人がわかるのは物と事ですが、そのわかり方が 如来 です。如来には3種のわかり方がありました。如来三種回向です。仏教の大枠を説明します。
如来の形
仏教 の核となる部分は次で表せます。
- わかると言う働きを仏陀(Buddha)
- わかり方を如来(tathagata)
- 創発を他力
そして、如来のわかり方には3つの形があります。
- 往復(振動)
- 循環(回転)
- 再帰
人が物と事をわかる順は以下です。
如来で意味がわかる
- 物がわかる(仏陀。これが根源的な働き)
- 事が分かる(ここから言葉で言える)
- 意味がわかる
- 価値がわかる
- 意識してわかる
物と事が揃って、言葉で言えます。そのわかり方が3種あって、これを如来と言います。
ですから、如来三種回向によって、物事の意味はわかりますが、物事の価値がわかるのは、その後です。最後に物事を意識してわかります。
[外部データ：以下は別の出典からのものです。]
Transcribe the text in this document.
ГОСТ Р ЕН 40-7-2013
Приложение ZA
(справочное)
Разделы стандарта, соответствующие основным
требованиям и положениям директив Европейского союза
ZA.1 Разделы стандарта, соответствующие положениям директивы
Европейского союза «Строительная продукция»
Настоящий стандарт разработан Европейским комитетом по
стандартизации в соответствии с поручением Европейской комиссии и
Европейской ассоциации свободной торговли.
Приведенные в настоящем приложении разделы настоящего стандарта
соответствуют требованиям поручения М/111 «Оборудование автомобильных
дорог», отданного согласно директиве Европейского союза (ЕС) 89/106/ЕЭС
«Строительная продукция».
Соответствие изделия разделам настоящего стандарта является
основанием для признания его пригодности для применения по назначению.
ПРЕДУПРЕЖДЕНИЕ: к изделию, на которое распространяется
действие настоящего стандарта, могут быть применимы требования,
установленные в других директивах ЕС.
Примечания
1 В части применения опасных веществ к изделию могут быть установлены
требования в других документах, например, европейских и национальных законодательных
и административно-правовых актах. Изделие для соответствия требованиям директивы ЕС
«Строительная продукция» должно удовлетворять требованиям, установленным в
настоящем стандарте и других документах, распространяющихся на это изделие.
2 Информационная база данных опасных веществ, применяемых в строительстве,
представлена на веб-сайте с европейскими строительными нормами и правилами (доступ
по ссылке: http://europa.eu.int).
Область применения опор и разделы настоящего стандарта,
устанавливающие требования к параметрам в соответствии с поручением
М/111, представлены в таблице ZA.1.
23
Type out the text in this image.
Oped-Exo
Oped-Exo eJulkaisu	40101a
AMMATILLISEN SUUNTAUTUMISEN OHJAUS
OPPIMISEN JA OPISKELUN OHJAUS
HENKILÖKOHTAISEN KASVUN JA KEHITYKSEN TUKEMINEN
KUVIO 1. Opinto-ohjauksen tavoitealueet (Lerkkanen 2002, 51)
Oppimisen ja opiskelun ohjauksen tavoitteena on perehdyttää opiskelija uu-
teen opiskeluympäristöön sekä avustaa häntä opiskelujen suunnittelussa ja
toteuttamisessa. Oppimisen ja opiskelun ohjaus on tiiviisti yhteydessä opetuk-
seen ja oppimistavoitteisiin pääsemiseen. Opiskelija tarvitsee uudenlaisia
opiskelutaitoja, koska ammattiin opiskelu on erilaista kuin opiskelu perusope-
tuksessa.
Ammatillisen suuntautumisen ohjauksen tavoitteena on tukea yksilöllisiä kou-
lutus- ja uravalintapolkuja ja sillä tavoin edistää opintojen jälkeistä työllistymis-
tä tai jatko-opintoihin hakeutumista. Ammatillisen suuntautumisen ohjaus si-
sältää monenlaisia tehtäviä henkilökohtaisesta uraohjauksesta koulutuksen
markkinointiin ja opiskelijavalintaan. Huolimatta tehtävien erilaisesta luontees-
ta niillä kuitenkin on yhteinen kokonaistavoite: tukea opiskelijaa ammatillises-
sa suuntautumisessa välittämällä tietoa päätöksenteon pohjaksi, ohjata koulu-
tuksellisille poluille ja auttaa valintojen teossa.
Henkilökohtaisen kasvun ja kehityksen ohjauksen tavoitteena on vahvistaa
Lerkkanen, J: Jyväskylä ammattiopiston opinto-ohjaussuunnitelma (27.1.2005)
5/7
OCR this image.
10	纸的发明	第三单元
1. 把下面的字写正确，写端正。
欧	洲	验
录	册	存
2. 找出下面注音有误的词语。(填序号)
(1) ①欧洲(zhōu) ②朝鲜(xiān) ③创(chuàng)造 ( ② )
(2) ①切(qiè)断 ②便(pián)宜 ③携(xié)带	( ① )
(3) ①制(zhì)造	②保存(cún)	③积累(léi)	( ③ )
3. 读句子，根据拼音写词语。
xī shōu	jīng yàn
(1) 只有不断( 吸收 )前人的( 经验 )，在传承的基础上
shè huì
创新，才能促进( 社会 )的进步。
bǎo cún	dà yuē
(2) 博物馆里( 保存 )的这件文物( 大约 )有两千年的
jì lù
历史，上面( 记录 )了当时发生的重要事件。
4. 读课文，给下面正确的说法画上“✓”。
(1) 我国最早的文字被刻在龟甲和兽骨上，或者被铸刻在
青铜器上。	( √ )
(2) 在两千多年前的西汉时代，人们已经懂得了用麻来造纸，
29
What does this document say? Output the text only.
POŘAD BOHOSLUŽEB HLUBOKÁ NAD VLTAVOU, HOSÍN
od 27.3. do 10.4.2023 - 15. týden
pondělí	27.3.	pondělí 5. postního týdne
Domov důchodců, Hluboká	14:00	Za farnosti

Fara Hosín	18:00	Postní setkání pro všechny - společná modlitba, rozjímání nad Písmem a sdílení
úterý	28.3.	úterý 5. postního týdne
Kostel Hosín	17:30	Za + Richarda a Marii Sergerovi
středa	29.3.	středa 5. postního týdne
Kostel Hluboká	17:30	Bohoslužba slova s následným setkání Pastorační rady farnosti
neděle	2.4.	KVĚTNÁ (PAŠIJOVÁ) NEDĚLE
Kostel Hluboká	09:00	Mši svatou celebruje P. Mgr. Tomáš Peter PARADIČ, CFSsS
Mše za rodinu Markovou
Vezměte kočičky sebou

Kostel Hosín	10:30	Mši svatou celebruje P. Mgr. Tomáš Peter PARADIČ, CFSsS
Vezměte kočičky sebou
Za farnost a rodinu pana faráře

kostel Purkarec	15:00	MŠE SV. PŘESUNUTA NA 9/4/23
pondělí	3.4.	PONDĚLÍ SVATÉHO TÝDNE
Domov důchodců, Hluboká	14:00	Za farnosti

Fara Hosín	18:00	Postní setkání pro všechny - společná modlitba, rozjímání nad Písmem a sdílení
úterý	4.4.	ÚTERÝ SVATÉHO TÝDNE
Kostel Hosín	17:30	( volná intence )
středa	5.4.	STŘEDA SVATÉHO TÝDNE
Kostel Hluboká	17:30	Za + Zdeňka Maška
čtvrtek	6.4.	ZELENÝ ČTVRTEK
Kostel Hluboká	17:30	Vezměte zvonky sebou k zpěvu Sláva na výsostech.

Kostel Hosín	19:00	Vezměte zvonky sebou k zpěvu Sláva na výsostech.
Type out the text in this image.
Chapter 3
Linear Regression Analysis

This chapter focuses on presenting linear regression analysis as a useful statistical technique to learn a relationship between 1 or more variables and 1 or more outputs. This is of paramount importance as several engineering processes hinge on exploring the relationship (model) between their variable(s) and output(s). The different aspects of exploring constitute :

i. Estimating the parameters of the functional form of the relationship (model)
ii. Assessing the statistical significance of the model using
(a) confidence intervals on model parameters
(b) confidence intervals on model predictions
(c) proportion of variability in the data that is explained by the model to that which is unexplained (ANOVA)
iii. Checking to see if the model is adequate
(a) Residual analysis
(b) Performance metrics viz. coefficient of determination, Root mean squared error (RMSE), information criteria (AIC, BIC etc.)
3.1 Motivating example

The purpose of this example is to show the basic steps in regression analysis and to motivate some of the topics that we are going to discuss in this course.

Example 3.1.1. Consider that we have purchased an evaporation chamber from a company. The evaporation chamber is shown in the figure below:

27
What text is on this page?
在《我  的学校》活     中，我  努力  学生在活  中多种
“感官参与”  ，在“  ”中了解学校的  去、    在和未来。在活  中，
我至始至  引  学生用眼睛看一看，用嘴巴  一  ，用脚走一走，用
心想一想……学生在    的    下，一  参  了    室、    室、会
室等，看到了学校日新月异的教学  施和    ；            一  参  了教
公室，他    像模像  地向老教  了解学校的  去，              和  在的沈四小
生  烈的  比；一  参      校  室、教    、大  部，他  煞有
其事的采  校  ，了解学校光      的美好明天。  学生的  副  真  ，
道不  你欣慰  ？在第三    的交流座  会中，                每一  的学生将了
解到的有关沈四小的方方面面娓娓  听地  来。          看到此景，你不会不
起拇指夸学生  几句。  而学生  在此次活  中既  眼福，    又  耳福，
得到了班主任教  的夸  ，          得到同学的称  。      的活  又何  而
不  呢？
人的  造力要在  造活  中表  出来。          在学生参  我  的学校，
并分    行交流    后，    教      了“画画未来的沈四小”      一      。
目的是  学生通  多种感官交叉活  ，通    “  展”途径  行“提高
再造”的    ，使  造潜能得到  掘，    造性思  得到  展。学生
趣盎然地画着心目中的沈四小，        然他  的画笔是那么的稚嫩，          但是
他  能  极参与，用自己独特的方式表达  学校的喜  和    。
- 如来と言うわかり方に意味はあるが、価値はありません
では、物事の価値観はどの様に出るかです。
価値観はシヰ
ヒトとは何かをヲシテ文献を参考に説明します。
- ヒト=タマ+シヰ+ウ
ヒトは経験を積んで成長する存在です。タマは心の本体で容れ物のようです。タマには、ナサケヱダがあって、岡潔の情に同じで「物がわかる」と言う働きで、仏陀や覚に同じです。各々呼び名は異なりますが、皆同じ働きです。
- タマ(ナサケヱダ、情、仏陀、覚、気、キ)
シヰも同じく容れ物のようです。シヰには、アワレヱダがあって、これが生命維持の欲求です。欲しい欲しいのシヰ。強いるのシヰです。
- シヰ(アワレヱダ)
この欲求が物事に価値を与えます。
それから、ウは渦のウで、物と事(動き)の総称です。ヒトはウ(肉体:物質)で出来ていることを示します。
逆転
ここから変な話になります。過当な生存の競争から、人々は先に価値観があります。
トランプ大統領を応援する人、変人だと毛嫌いする人。ウクライナを応援し、ロシアを巨悪と考える人などです。先に価値があって、それに合う情報や理屈を採用するという逆転が起きます。
- 如来に価値観は無い
私たちに悪魔崇拝は理解できませんけれども、「神(GOD)と悪魔」というわかり方に価値観はありません。それは人の立場や状況、あるいは何を欲するかによって決まります。
- 先に思想や信条、主義や主張があって、それらに合致する理論付けをしているに過ぎない
- 如来というわかり方において、人の立場や状況によって、物事の意味と価値は幾らでも反転する
- 何故ならば、 如来 は相互依存の形だから
何故、皆、「自分が!自分が!」と言う人ばかりなのでしょうか。ここまでを飲み込めば、五月蠅くがなり立てる気はなくなります。
参考までに、以下をお読みください。
- 2026年4月19日 神( GOD )は信仰にならない
信仰に優劣はありませんが、順位はあります。
- 如来は単に物事のわかり方だから、信仰の対象にならない
- 如来の内に「神(GOD)と悪魔」はある
ですから、神(GOD)は信仰の対象になりません。優劣自体が如来のわかり方の一つに過ぎませんから。個人的には、真実とか真理とかあまり言わない方がよいように思います。真は偽の如し、偽は真の如しですから。